また、卒業後に「TAFEを選んだから」「仕事に就いたから」、もう大学へ行くことができない、ということもありません。ハイスクールからダイレクトに大学に入る以外にも、大学に入学する道があります。TAFEで少しずつコースのレベルを上げていき、一定の水準の教育を修めたり、実務経験を積むなど、ATARではない方法で大学入学の資格を得る、そういう道もあるそうです。

 

私自身は、「ストレートに大学に進学してどんどん学んでハッピー!」な人もいるだろうけど、すべての人がそうではない、とも思います。社会に出て、自分の興味ある仕事や活動をやっていく中で、「もっと学びたい!」「こういう専門性を身につけたい!」と心から思う分野ができた時に、大学に行ったら、より密度の濃い学びができるんじゃないか、と思います。私自身は勉強が好きだったので、普通に大学に進学し、そこで学んだことは有意義でしたが、結局その後のキャリアにはつなげられずに生きてきました。一方、学歴とは関係なく、自分の得意分野を活かして、賢くたくましく生きている人もいっぱいいます。

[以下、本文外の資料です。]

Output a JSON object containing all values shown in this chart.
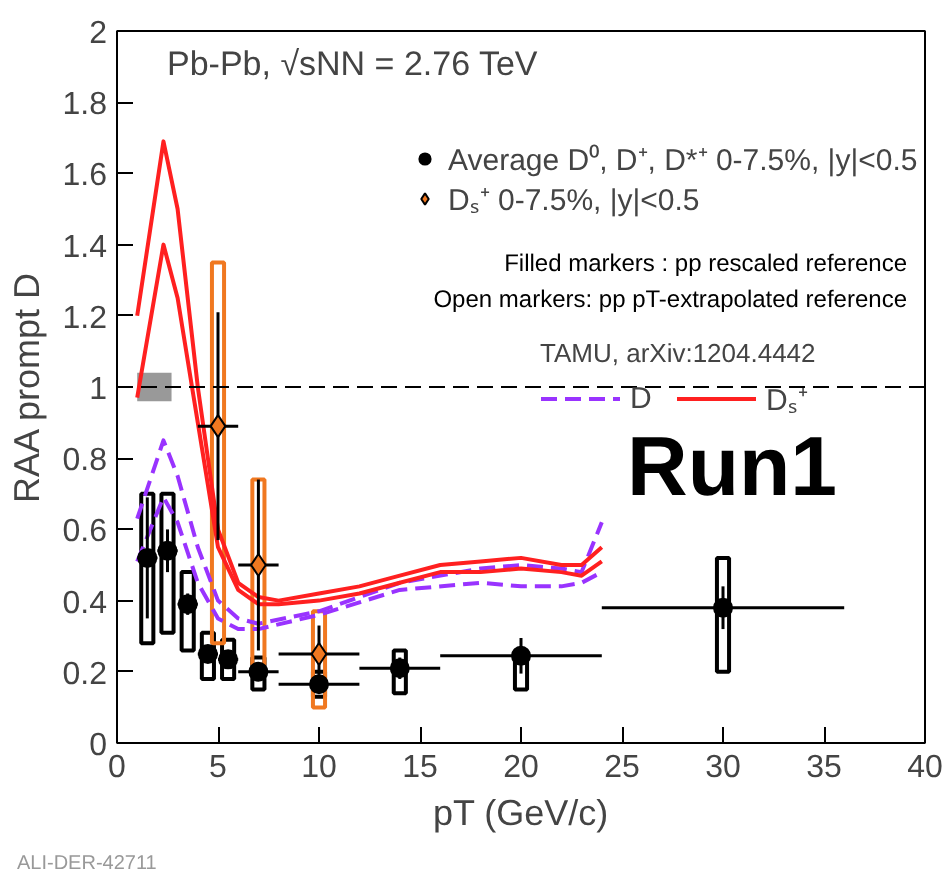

娘の卒業式の後、娘のサイエンスの先生と話した時に、先生が、「私は36歳で Science の学位を取ったのよ!」と言っていました。日本の場合、1回の大学入試の結果で、その後の人生が決まってしまう、というイメージがありますが、オーストラリアの教育制度を知った今では、そんなことはないんだ!!と私は思っています。

日本の受験制度も、もっとフレキシブルなものになればよいなぁ、と思います。点数をつけることで、生徒を振るい落とすのではなく、個々の学びの達成を純粋に評価する仕組みになってほしいです。